Dynamic wide receiver Jamir Tillman is the lone returning starter on offense. The 6'4", 212-pounder, who had 49 receptions for 983 yards as a sophomore and junior, runs great routes and has excellent hands. 

Senior slotback Dishan Romine had a breakout season in 2015, ranking third on the team with 378 rushing yards. The speedster averaged 10.5 yards per carry. Shawn White takes over the all-important fullback position, which has always set the tone in the triple-option. White, remarkably agile and athletic for a 255-pounder, has only 28 career carries and must prove he can handle the pounding that comes with being the featured runner.

Left guard Adam West and right tackle Robert Lindsey are the most experienced members of a rebuilt offensive line. Lindsey started four games while West started one in 2015. 

 

Previewing Navy’s Defense for 2016

, which includes an in-depth look at all 128 teams, features and predictions for the upcoming season.

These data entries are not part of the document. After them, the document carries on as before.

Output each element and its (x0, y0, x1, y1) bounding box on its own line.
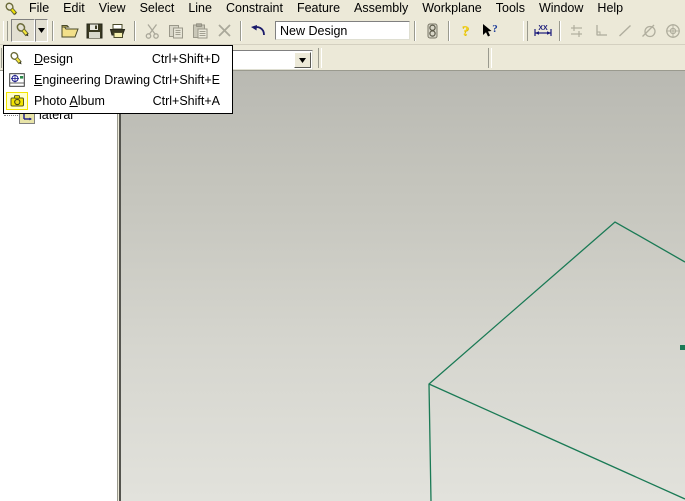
chevron-down-icon (38, 28, 45, 33)
undo-button[interactable] (246, 19, 270, 42)
menu-edit[interactable]: Edit (56, 0, 92, 17)
delete-x-icon (217, 24, 231, 37)
dropdown-item-engineering-drawing-accel: Ctrl+Shift+E (152, 72, 220, 87)
dimension-button[interactable]: XX (531, 19, 555, 42)
toolbar-separator (240, 20, 242, 41)
dimension-xx-icon: XX (534, 25, 552, 36)
menu-assembly[interactable]: Assembly (347, 0, 415, 17)
toolbar-separator (488, 48, 492, 68)
help-question-icon: ? ? (462, 23, 470, 39)
menu-view[interactable]: View (92, 0, 133, 17)
vertex-marker (680, 345, 685, 350)
dropdown-item-photo-album[interactable]: Photo Album Ctrl+Shift+A (4, 90, 232, 111)
cut-button[interactable] (140, 19, 164, 42)
paste-button[interactable] (188, 19, 212, 42)
menu-line[interactable]: Line (181, 0, 219, 17)
design-mode-dropdown-arrow[interactable] (35, 19, 48, 42)
chevron-down-icon (299, 57, 306, 63)
design-pencil-icon (16, 23, 29, 37)
workplane-combo[interactable] (231, 50, 313, 70)
tangent-constraint-icon (641, 24, 656, 37)
copy-icon (168, 24, 183, 38)
menu-workplane[interactable]: Workplane (415, 0, 489, 17)
align-constraint-icon (571, 24, 582, 37)
perpendicular-constraint-button[interactable] (589, 19, 613, 42)
toolbar-separator (448, 20, 450, 41)
dropdown-item-photo-album-label: Photo Album (34, 93, 105, 108)
menu-feature[interactable]: Feature (290, 0, 347, 17)
svg-text:?: ? (462, 23, 470, 39)
wireframe-polygon (428, 221, 685, 501)
line-constraint-button[interactable] (613, 19, 637, 42)
perpendicular-constraint-icon (596, 24, 607, 36)
delete-button[interactable] (212, 19, 236, 42)
help-button[interactable]: ? ? (454, 19, 478, 42)
svg-text:?: ? (492, 23, 498, 35)
menu-constraint[interactable]: Constraint (219, 0, 290, 17)
align-constraint-button[interactable] (565, 19, 589, 42)
save-button[interactable] (82, 19, 106, 42)
dropdown-item-engineering-drawing[interactable]: Engineering Drawing Ctrl+Shift+E (4, 69, 232, 90)
main-toolbar: New Design ? ? ? XX (0, 17, 685, 45)
cut-scissors-icon (145, 23, 159, 39)
design-mode-dropdown-menu[interactable]: Design Ctrl+Shift+D Engineering Drawing … (3, 45, 233, 114)
concentric-constraint-icon (666, 23, 680, 38)
dropdown-item-design[interactable]: Design Ctrl+Shift+D (4, 48, 232, 69)
design-pencil-icon (6, 50, 28, 68)
context-help-arrow-icon: ? (482, 23, 498, 36)
open-button[interactable] (58, 19, 82, 42)
toolbar-separator (134, 20, 136, 41)
dropdown-item-engineering-drawing-label: Engineering Drawing (34, 72, 151, 87)
svg-text:XX: XX (538, 25, 548, 32)
design-viewport[interactable] (119, 71, 685, 501)
menu-help[interactable]: Help (590, 0, 630, 17)
viewport-geometry (428, 221, 685, 501)
undo-arrow-icon (250, 25, 265, 36)
menu-window[interactable]: Window (532, 0, 590, 17)
workplane-combo-value (232, 51, 293, 69)
open-folder-icon (61, 24, 79, 37)
photo-album-icon (6, 91, 28, 110)
print-icon (109, 23, 126, 38)
menu-tools[interactable]: Tools (489, 0, 532, 17)
line-constraint-icon (619, 24, 631, 37)
model-tree-panel[interactable]: lateral (0, 71, 118, 501)
paste-icon (192, 22, 207, 38)
application-logo-icon (2, 1, 20, 17)
toolbar-separator (318, 48, 322, 68)
application-window: File Edit View Select Line Constraint Fe… (0, 0, 685, 501)
context-help-button[interactable]: ? (478, 19, 502, 42)
design-mode-button[interactable] (11, 19, 35, 42)
wireframe-edge-lower (428, 383, 685, 500)
dropdown-item-design-label: Design (34, 51, 73, 66)
toolbar-separator (559, 20, 561, 41)
link-chain-icon (427, 23, 437, 38)
print-button[interactable] (106, 19, 130, 42)
menu-select[interactable]: Select (133, 0, 182, 17)
engineering-drawing-icon (6, 71, 28, 89)
tree-connector (4, 114, 18, 117)
concentric-constraint-button[interactable] (661, 19, 685, 42)
save-floppy-icon (86, 23, 102, 38)
toolbar-grip[interactable] (3, 20, 8, 41)
dropdown-item-photo-album-accel: Ctrl+Shift+A (152, 93, 220, 108)
design-name-field[interactable]: New Design (275, 21, 410, 40)
link-button[interactable] (420, 19, 444, 42)
workplane-combo-arrow[interactable] (294, 52, 311, 68)
toolbar-separator (414, 20, 416, 41)
toolbar-separator (52, 20, 54, 41)
menu-file[interactable]: File (22, 0, 56, 17)
menu-bar: File Edit View Select Line Constraint Fe… (0, 0, 685, 17)
tangent-constraint-button[interactable] (637, 19, 661, 42)
dropdown-item-design-accel: Ctrl+Shift+D (151, 51, 220, 66)
copy-button[interactable] (164, 19, 188, 42)
toolbar-grip[interactable] (523, 20, 528, 41)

Inside linebackers Daniel Gonzales and Micah Thomas lead a list of six returning starters from Navy’s strongest defense of the current triple-option era. Under the direction of first-year coordinator Dale Pehrson, the Midshipmen ranked 26th in scoring defense and 40th in total defense with 21.8 points and 364.9 total yards allowed per game.
 
Pehrson implemented a more aggressive philosophy that produced 15 fumble recoveries, most in the nation.   

Thomas was second on the squad with 73 tackles while Gonzales was fourth with 65 despite missing two games due to injury. All four starting linebackers return, with Josiah Powell and D.J. Palmore manning the outside spots. 

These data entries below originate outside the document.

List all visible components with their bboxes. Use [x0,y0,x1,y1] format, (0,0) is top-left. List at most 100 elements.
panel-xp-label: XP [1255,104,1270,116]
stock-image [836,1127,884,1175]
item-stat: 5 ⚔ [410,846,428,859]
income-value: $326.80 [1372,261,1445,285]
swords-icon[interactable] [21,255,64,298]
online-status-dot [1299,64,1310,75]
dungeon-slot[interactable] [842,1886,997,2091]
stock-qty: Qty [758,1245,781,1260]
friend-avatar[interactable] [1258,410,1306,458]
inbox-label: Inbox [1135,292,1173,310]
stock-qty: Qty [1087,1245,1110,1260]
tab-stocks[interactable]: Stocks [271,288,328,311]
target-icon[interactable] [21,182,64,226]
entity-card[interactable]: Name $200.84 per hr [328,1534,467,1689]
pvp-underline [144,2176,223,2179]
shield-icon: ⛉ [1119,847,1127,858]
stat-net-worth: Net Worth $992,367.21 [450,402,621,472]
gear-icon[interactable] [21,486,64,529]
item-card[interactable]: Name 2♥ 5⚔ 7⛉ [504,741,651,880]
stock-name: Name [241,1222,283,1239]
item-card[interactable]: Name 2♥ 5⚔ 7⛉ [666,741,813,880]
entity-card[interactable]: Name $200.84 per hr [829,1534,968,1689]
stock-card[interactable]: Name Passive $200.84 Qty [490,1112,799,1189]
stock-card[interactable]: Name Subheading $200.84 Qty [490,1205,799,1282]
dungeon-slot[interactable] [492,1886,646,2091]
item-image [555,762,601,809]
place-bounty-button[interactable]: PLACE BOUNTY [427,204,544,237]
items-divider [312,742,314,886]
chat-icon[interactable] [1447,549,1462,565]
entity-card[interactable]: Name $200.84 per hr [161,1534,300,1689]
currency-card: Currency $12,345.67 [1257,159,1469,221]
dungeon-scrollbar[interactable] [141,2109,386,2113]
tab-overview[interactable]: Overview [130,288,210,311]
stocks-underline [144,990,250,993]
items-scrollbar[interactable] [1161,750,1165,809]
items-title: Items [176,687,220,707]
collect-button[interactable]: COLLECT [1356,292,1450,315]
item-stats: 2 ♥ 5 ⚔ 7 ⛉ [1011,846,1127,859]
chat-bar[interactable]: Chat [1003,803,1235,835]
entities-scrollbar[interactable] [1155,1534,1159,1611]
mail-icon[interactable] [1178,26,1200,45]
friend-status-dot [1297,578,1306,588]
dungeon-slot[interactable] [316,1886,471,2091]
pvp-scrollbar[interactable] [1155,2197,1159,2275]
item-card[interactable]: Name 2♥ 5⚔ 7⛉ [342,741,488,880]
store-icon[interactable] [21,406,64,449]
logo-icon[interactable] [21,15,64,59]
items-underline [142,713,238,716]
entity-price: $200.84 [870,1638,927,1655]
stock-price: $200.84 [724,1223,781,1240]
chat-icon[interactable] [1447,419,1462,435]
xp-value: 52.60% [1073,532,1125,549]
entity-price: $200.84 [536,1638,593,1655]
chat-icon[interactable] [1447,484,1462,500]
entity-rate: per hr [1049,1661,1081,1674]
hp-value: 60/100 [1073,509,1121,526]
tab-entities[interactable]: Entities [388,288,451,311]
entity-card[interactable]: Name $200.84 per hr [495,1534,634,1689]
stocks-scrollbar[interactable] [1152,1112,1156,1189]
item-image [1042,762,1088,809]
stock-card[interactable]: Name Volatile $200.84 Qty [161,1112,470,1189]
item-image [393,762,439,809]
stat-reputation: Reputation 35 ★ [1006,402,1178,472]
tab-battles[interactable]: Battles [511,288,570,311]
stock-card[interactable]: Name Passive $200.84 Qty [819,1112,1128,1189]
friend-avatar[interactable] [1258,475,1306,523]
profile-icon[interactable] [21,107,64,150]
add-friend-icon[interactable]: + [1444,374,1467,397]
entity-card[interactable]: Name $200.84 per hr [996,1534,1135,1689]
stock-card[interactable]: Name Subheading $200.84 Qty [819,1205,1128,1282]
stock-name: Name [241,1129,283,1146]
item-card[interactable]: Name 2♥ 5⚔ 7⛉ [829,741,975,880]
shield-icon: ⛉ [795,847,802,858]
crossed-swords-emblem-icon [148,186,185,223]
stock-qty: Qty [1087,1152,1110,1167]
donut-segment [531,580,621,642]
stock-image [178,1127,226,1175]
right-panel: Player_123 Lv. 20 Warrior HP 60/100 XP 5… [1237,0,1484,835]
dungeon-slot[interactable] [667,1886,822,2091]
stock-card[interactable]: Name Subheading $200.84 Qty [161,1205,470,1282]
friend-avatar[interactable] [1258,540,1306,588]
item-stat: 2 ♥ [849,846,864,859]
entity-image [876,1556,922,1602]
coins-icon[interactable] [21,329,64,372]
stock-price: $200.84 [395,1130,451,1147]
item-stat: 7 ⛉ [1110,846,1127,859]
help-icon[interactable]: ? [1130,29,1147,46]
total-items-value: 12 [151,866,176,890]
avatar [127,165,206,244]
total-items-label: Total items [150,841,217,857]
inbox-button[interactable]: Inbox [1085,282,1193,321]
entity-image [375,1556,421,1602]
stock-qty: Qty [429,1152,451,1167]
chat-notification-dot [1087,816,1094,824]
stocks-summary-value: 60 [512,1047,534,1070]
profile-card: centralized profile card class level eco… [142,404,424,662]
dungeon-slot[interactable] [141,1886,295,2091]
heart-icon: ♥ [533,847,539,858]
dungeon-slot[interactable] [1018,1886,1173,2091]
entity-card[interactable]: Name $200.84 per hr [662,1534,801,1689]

Navy graduated two outstanding defensive linemen in nose guard Bernie Sarra and left end Will Anthony. Sarra was a brick wall who could take on double-teams and hold the point of attack. Anthony lived in opposing backfields in totaling 22.5 tackles for a loss his last two seasons. Patrick Forrestal (6'4", 305) certainly has the size to man the middle but must prove he has the strength and stamina to be stout against the run. Amos Mason, the returning starter at right end, showed playmaking ability with five tackles for a loss, four pass breakups and three quarterback hurries in 2015. 

Free safety Daiquan Thomasson assumes the leadership role in the secondary. He started the final nine games of the season and secured the game-clinching interception against Army. This unit also received a boost after spring practice when cornerback Brendon Clements was reinstated to the team.

Previewing Navy’s Specialists for 2016


Alex Barta was impressive in his first season as the starting punter with a 41.6-yard average. Navy lost a solid two-year placekicker when Austin Grebe graduated. D.J. Grant-Johnson, who boasts a strong leg, seized the job during spring practice. Romine developed into a dangerous kickoff return threat, averaging 27.3 yards on 24 attempts. Coach Ken Niumatalolo made special teams a particular emphasis during spring.  

Final Analysis  

Navy took the American Athletic Conference by storm in its inaugural season as a member. The Midshipmen won’t sneak up on anybody in 2016, having earned the respect of all opponents while sharing the West Division crown with Houston. Navy has posted winning seasons capped by bowl berths in 12 of the last 13 years, and there is no reason to believe the Mids won’t reach that standard again. An Oct. 1 showdown with Air Force in Colorado Springs will go a long way toward determining whether Navy captures the coveted Commander-in-Chief’s Trophy for the 11th time since 2003.